E la lettera ricevuta che più ti ha toccato il cuore?
“Una lettera d’amore dici? Non è una lettera d’amore ma un biglietto d’amore. Banale se vuoi. Ma io credo nei piccoli gesti, quindi apprezzato. L’ho trovato sul letto dell’uomo che mi aspettava e che ha scritto: ben arrivata, ti amo”.
Il covid. All’inizio del 2021 lo hai avuto e hai scelto di condividere la tua esperienza con i telespettatori, come mai?
“Mi interessava dire che non è un’influenza. Che il virus balla con le nostre debolezze. E poi che sei solo e ti devi occupare di te stesso. Io ho una certa dimestichezza con le malattie con le quali convivo e, se non sembrasse assurdo, direi anche che con loro ho una sorta di affezione. Ciò nonostante, o forse per quello, con il covid ho subito molto la frustrazione della solitudine. Sapere che dall’altra parte c’erano le persone che ami, per me mia figlia, e non poterla toccare. In tanti anni, anche di esperienze faticose dal punto di vista fisico, questa impossibilità non l’avevo mai sperimentata. Questa condizione mi faceva pensare al fatto che noi viviamo una vita privilegiata. Io di sicuro: faccio il lavoro che amo, vivo in una casa con giardino, un grande privilegio. Ma ho pensato a quelli che vivono in una casa di 50 metri quadri con quattro persone e un bagno, con il terrore di attaccare la malattia agli altri. Ho voluto condividere quella dimensione di solitudine, quella specifica sensazione che non mi era mai capitato di provare in modo così forte. Mi sembrava importante dire che se hai delle fragilità con il covid diventano una sorta di amplificatore e percepisci, in solitudine, la battaglia che stai combattendo. Siamo veramente tutti fragili, e anche chi pensa di stare bene si deve preoccupare di chi tanto bene non sta”.
A 18 anni hai vinto il premio letterario indetto dall’Espresso e questa estate ti hanno conferito il Premio Matilde Serao: sei una vincitrice di premi?

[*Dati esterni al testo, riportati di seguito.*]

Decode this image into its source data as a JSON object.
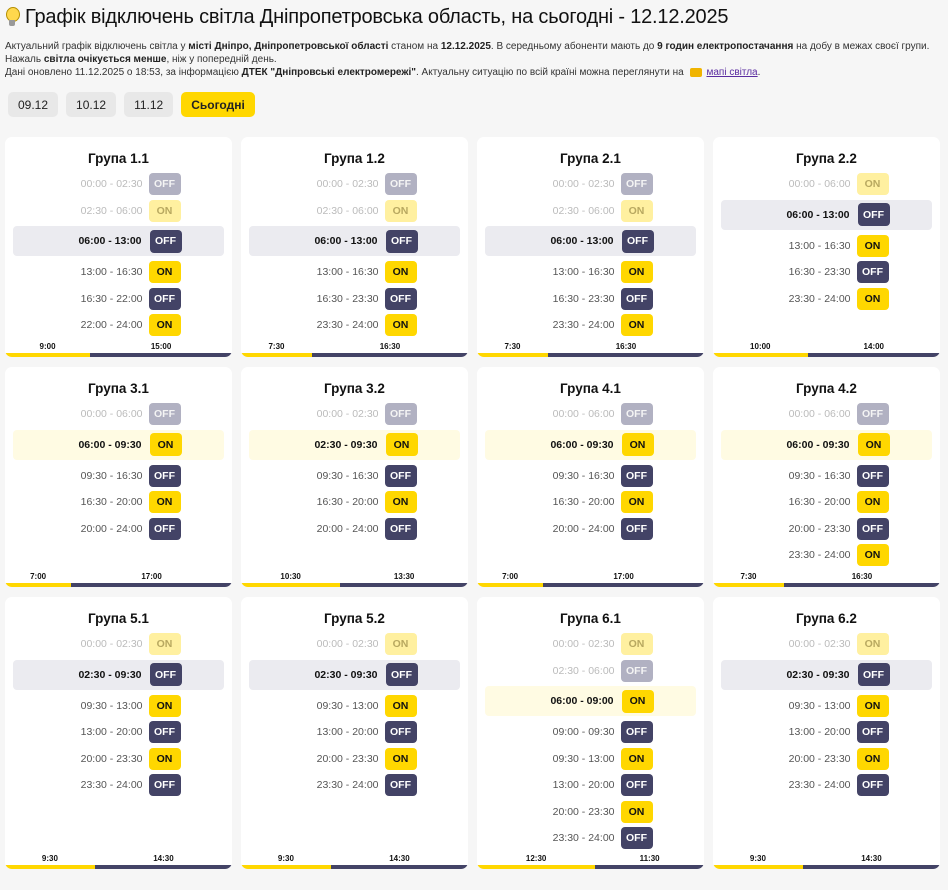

“No, no, no. Non sono una vincitrice di premi. Mi emoziono moltissimo quando mi viene dato un riconoscimento, anche quando i colleghi che lavorano con me mi fanno un complimento, provo sempre un sentimento di emozione, di stupore, penso “vabbè si sono sbagliati pure stavolta”. Mia figlia mi prende in giro quando qualcuno mi chiede una foto, dice che faccio uno sguardo “assurdo”. È vero, infatti penso: perché vogliono una mia foto? Il Premio Matilde Serao è particolarmente apprezzato, perché è arrivato in un momento di rinascita della mia vita. Rinascita che auguro a tutto il Paese. Vivo un momento in cui il senso che più mi accompagna è di gratitudine. Sono grata alla vita per avermi fatto realizzare il mio sogno. Sono grata alla vita per aver avuto mia figlia. Sono grata per quello che oggi sono. E sono grata anche a chi ha pensato a me e mi ha voluto premiare”.